Sharko pria Levallois et Bellanger de s’approcher de l’image affichée sur tout l’écran.

— Regardez bien les expressions glaciales des observateurs, leurs yeux inquisiteurs orientés vers les entrailles du cadavre, expliqua-t-il. Il y a comme une forme de jouissance secrète là-dedans, une satisfaction à braver l’interdit. Ces hommes ne sont pas n’importe qui, voyez leurs vêtements, leurs traits soignés, leur élégance.

— Des médecins ?

— Oui. Des privilégiés qui partagent un moment rare, c’est certain. L’un agit en maître d’œuvre, les autres sont attentifs et aimeraient peut-être aussi plonger leurs mains dans les entrailles. Notez, l’endroit dans lequel ils se trouvent est sombre, secret. Je crois qu’il s’agit là de gens qui ont le pouvoir, qui s’offrent l’interdit. À votre avis, à quoi pensait Macareux en s’endormant ou en se tripotant face à ce tableau ?

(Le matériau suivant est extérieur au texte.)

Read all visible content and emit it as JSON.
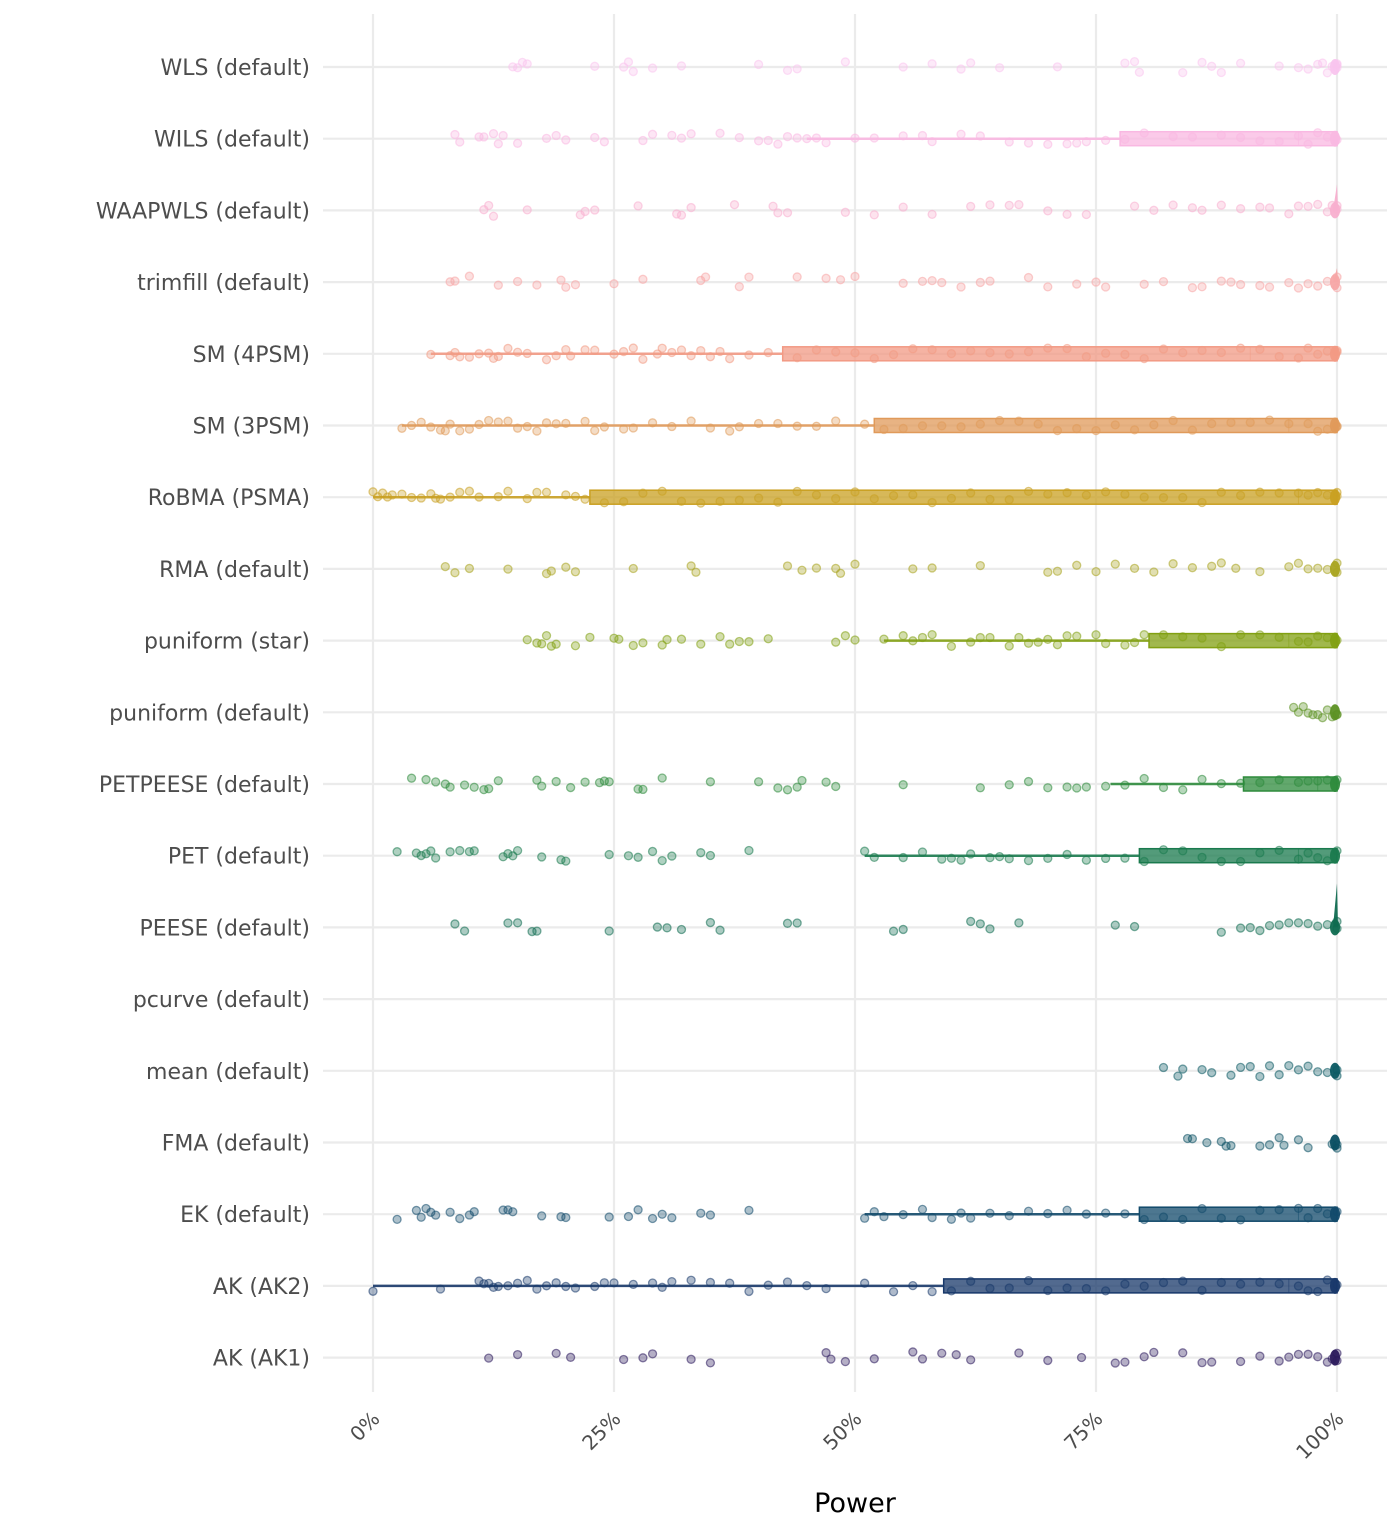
{
  "chart_data": {
    "type": "scatter",
    "subtype": "jittered strip plot with boxplot and half-violin per method",
    "title": "",
    "xlabel": "Power",
    "ylabel": "",
    "xlim": [
      0,
      100
    ],
    "x_unit": "%",
    "x_ticks": [
      "0%",
      "25%",
      "50%",
      "75%",
      "100%"
    ],
    "x_tick_values": [
      0,
      25,
      50,
      75,
      100
    ],
    "grid": true,
    "legend": "none",
    "series": [
      {
        "name": "WLS (default)",
        "color": "#F9C4EE",
        "box": null,
        "points": [
          14.5,
          15,
          15.5,
          16,
          23,
          26,
          26.5,
          27,
          29,
          32,
          40,
          43,
          44,
          49,
          55,
          58,
          61,
          62,
          65,
          71,
          78,
          79,
          79.5,
          84,
          86,
          87,
          88,
          90,
          94,
          96,
          97,
          98,
          98.5,
          99,
          99.5,
          100,
          100,
          100
        ]
      },
      {
        "name": "WILS (default)",
        "color": "#F9B8E2",
        "box": {
          "whisker_low": 45,
          "q1": 77.5,
          "median": 96,
          "q3": 100,
          "whisker_high": 100
        },
        "points": [
          8.5,
          9,
          11,
          11.5,
          12.5,
          13,
          13.5,
          15,
          18,
          19,
          20,
          23,
          24,
          28,
          29,
          31,
          32,
          33,
          36,
          38,
          40,
          41,
          42,
          43,
          44,
          45,
          46,
          47,
          50,
          52,
          55,
          57,
          58,
          61,
          63,
          66,
          68,
          70,
          72,
          73,
          74,
          76,
          78,
          80,
          83,
          85,
          88,
          90,
          92,
          94,
          96,
          97,
          98,
          99,
          100
        ]
      },
      {
        "name": "WAAPWLS (default)",
        "color": "#F8AFCF",
        "box": null,
        "points": [
          11.5,
          12,
          12.5,
          16,
          21.5,
          22,
          23,
          27.5,
          31.5,
          32,
          33,
          37.5,
          41.5,
          42,
          43,
          49,
          52,
          55,
          58,
          62,
          64,
          66,
          67,
          70,
          72,
          74,
          79,
          81,
          83,
          85,
          86,
          88,
          90,
          92,
          93,
          95,
          96,
          97,
          98,
          99,
          99.5,
          100,
          100
        ]
      },
      {
        "name": "trimfill (default)",
        "color": "#F7A6A6",
        "box": null,
        "points": [
          8,
          8.5,
          10,
          13,
          15,
          17,
          19.5,
          20,
          21,
          25,
          28,
          34,
          34.5,
          38,
          39,
          44,
          47,
          48.5,
          50,
          55,
          57,
          58,
          59,
          61,
          63,
          64,
          68,
          70,
          73,
          75,
          76,
          80,
          82,
          85,
          86,
          88,
          89,
          90,
          92,
          93,
          95,
          96,
          97,
          98,
          99,
          100,
          100
        ]
      },
      {
        "name": "SM (4PSM)",
        "color": "#F29A84",
        "box": {
          "whisker_low": 6,
          "q1": 42.5,
          "median": 91,
          "q3": 100,
          "whisker_high": 100
        },
        "points": [
          6,
          8,
          8.5,
          9,
          10,
          11,
          12,
          12.5,
          13,
          14,
          15,
          16,
          18,
          19,
          20,
          20.5,
          22,
          23,
          25,
          26,
          27,
          28,
          29.5,
          30,
          31,
          32,
          33,
          34,
          35,
          36,
          37,
          39,
          41,
          44,
          46,
          48,
          50,
          52,
          54,
          56,
          58,
          60,
          62,
          64,
          66,
          68,
          70,
          72,
          74,
          76,
          78,
          80,
          82,
          84,
          86,
          88,
          90,
          92,
          94,
          96,
          97,
          98,
          99,
          100,
          100
        ]
      },
      {
        "name": "SM (3PSM)",
        "color": "#E09A5A",
        "box": {
          "whisker_low": 3,
          "q1": 52,
          "median": 95,
          "q3": 100,
          "whisker_high": 100
        },
        "points": [
          3,
          4,
          5,
          6,
          7,
          7.5,
          8,
          9,
          10,
          11,
          12,
          13,
          14,
          15,
          16,
          17,
          18,
          19,
          20,
          22,
          23,
          24,
          26,
          27,
          29,
          31,
          33,
          35,
          37,
          38,
          40,
          42,
          44,
          46,
          48,
          51,
          53,
          55,
          57,
          59,
          61,
          63,
          65,
          67,
          69,
          71,
          73,
          75,
          77,
          79,
          81,
          83,
          85,
          87,
          89,
          91,
          93,
          95,
          97,
          98,
          99,
          100,
          100
        ]
      },
      {
        "name": "RoBMA (PSMA)",
        "color": "#C9A022",
        "box": {
          "whisker_low": 0,
          "q1": 22.5,
          "median": 96,
          "q3": 100,
          "whisker_high": 100
        },
        "points": [
          0,
          0.5,
          1,
          1.5,
          2,
          3,
          4,
          5,
          6,
          6.5,
          7,
          8,
          9,
          10,
          11,
          13,
          14,
          16,
          17,
          18,
          20,
          21,
          22,
          24,
          26,
          28,
          30,
          32,
          34,
          36,
          38,
          40,
          42,
          44,
          46,
          48,
          50,
          52,
          54,
          56,
          58,
          60,
          62,
          64,
          66,
          68,
          70,
          72,
          74,
          76,
          78,
          80,
          82,
          84,
          86,
          88,
          90,
          92,
          94,
          96,
          97,
          98,
          99,
          100,
          100
        ]
      },
      {
        "name": "RMA (default)",
        "color": "#A9A420",
        "box": null,
        "points": [
          7.5,
          8.5,
          10,
          14,
          18,
          18.5,
          20,
          21,
          27,
          33,
          33.5,
          43,
          44.5,
          46,
          48,
          48.5,
          50,
          56,
          58,
          63,
          70,
          71,
          73,
          75,
          77,
          79,
          81,
          83,
          85,
          87,
          88,
          89.5,
          92,
          95,
          96,
          97,
          98,
          99,
          100,
          100
        ]
      },
      {
        "name": "puniform (star)",
        "color": "#82A012",
        "box": {
          "whisker_low": 53,
          "q1": 80.5,
          "median": 95,
          "q3": 100,
          "whisker_high": 100
        },
        "points": [
          16,
          17,
          17.5,
          18,
          18.5,
          19,
          21,
          22.5,
          25,
          25.5,
          27,
          28,
          30,
          30.5,
          32,
          34,
          36,
          37,
          38,
          39,
          41,
          48,
          49,
          50,
          53,
          55,
          56,
          57,
          58,
          60,
          62,
          63,
          64,
          66,
          67,
          68,
          69,
          70,
          71,
          72,
          73,
          75,
          76,
          78,
          79,
          80,
          82,
          84,
          86,
          88,
          90,
          92,
          94,
          96,
          97,
          98,
          99,
          100
        ]
      },
      {
        "name": "puniform (default)",
        "color": "#5C9123",
        "box": null,
        "points": [
          95.5,
          96,
          96.5,
          97,
          97.5,
          98,
          98.5,
          99,
          99.5,
          100,
          100
        ]
      },
      {
        "name": "PETPEESE (default)",
        "color": "#2E8B3C",
        "box": {
          "whisker_low": 76.5,
          "q1": 90.3,
          "median": 98,
          "q3": 100,
          "whisker_high": 100
        },
        "points": [
          4,
          5.5,
          6.5,
          7.5,
          8,
          9.5,
          10.5,
          11.5,
          12,
          13,
          17,
          17.5,
          19,
          20.5,
          22,
          23.5,
          24,
          24.5,
          27.5,
          28,
          30,
          35,
          40,
          42,
          43,
          44,
          44.5,
          47,
          48,
          55,
          63,
          66,
          68,
          70,
          72,
          73,
          74,
          76,
          78,
          80,
          82,
          84,
          86,
          88,
          90,
          92,
          94,
          96,
          97,
          98,
          99,
          100
        ]
      },
      {
        "name": "PET (default)",
        "color": "#1A7A4E",
        "box": {
          "whisker_low": 51,
          "q1": 79.5,
          "median": 96,
          "q3": 100,
          "whisker_high": 100
        },
        "points": [
          2.5,
          4.5,
          5,
          5.5,
          6,
          6.5,
          8,
          9,
          10,
          10.5,
          13.5,
          14,
          14.5,
          15,
          17.5,
          19.5,
          20,
          24.5,
          26.5,
          27.5,
          29,
          30,
          31,
          34,
          35,
          39,
          51,
          52,
          55,
          57,
          59,
          60,
          61,
          62,
          64,
          65,
          66,
          68,
          70,
          72,
          74,
          76,
          78,
          80,
          82,
          84,
          86,
          88,
          90,
          92,
          94,
          96,
          97,
          98,
          99,
          100
        ]
      },
      {
        "name": "PEESE (default)",
        "color": "#0F6B50",
        "box": null,
        "points": [
          8.5,
          9.5,
          14,
          15,
          16.5,
          17,
          24.5,
          29.5,
          30.5,
          32,
          35,
          36,
          43,
          44,
          54,
          55,
          62,
          63,
          64,
          67,
          77,
          79,
          88,
          90,
          91,
          92,
          93,
          94,
          95,
          96,
          97,
          98,
          99,
          100,
          100
        ]
      },
      {
        "name": "pcurve (default)",
        "color": "#0D5F5C",
        "box": null,
        "points": []
      },
      {
        "name": "mean (default)",
        "color": "#0B5A63",
        "box": null,
        "points": [
          82,
          83.5,
          84,
          86,
          87,
          89,
          90,
          91,
          92,
          93,
          94,
          95,
          96,
          97,
          98,
          99,
          100,
          100
        ]
      },
      {
        "name": "FMA (default)",
        "color": "#0A4F62",
        "box": null,
        "points": [
          84.5,
          85,
          86.5,
          88,
          88.5,
          89,
          92,
          93,
          94,
          94.5,
          96,
          97,
          99.5,
          100,
          100
        ]
      },
      {
        "name": "EK (default)",
        "color": "#124A6B",
        "box": {
          "whisker_low": 51,
          "q1": 79.5,
          "median": 96,
          "q3": 100,
          "whisker_high": 100
        },
        "points": [
          2.5,
          4.5,
          5,
          5.5,
          6,
          6.5,
          8,
          9,
          10,
          10.5,
          13.5,
          14,
          14.5,
          17.5,
          19.5,
          20,
          24.5,
          26.5,
          27.5,
          29,
          30,
          31,
          34,
          35,
          39,
          51,
          52,
          53,
          55,
          57,
          58,
          60,
          61,
          62,
          64,
          66,
          68,
          70,
          72,
          74,
          76,
          78,
          80,
          82,
          84,
          86,
          88,
          90,
          92,
          94,
          96,
          97,
          98,
          99,
          100
        ]
      },
      {
        "name": "AK (AK2)",
        "color": "#18386A",
        "box": {
          "whisker_low": 0,
          "q1": 59.2,
          "median": 95,
          "q3": 100,
          "whisker_high": 100
        },
        "points": [
          0,
          7,
          11,
          11.5,
          12,
          12.5,
          13,
          14,
          15,
          16,
          17,
          18,
          19,
          20,
          21,
          23,
          24,
          25,
          27,
          29,
          30,
          31,
          33,
          35,
          37,
          39,
          41,
          43,
          45,
          47,
          51,
          54,
          56,
          58,
          60,
          62,
          64,
          66,
          68,
          70,
          72,
          74,
          76,
          78,
          80,
          82,
          84,
          86,
          88,
          90,
          92,
          94,
          96,
          97,
          98,
          99,
          100
        ]
      },
      {
        "name": "AK (AK1)",
        "color": "#2B1A5C",
        "box": null,
        "points": [
          12,
          15,
          19,
          20.5,
          26,
          28,
          29,
          33,
          35,
          47,
          47.5,
          49,
          52,
          56,
          57,
          59,
          60.5,
          62,
          67,
          70,
          73.5,
          77,
          78,
          80,
          81,
          84,
          86,
          87,
          90,
          92,
          94,
          95,
          96,
          97,
          98,
          99,
          99.5,
          100,
          100
        ]
      }
    ]
  }
}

Il garda le silence un temps, se dirigea doucement vers la fenêtre. En contrebas, le Seine, le Pont-Neuf. Paris rayonnait comme un diamant sous le soleil.

— Il croyait peut-être avoir autant de pouvoir qu’eux ? proposa Bellanger.

Sharko se retourna et revint vers l’ordinateur.

— Sans doute, oui. Le pouvoir… « Nous sommes ceux que vous ne voyez pas, Parce que vous ne savez pas voir. » Il y a de la condescendance dans ce message, du mépris. L’expression d’un pouvoir, comme tu dis. « Nous » se surestime, se croit supérieur aux autres. D’un autre côté, « nous » appartient forcément au commun des mortels, fait partie de notre quotidien. « Nous » n’est pas un marginal, il n’exprime pas forcément sa différence, sinon, nous le verrions.

Il pointa son index vers le cadavre.

— Seconde partie du message : « Nous prenons sans rendre. La vie, la Mort. Sans pitié. » Vous vous souvenez de la majuscule à « Mort », et non à « vie » ?

— Ça ne m’avait pas marqué, fit Levallois.

— C’est pourtant primordial. Il n’a pas de respect pour la vie, par contre, il en a pour la mort. Comme sur le tableau. Ces gens prennent la mort, elle a quelque chose de fascinant pour eux, ou alors d’effrayant, et c’est pour cette raison qu’ils essaient de la comprendre, de l’apprivoiser par l’intermédiaire de leçons d’anatomie.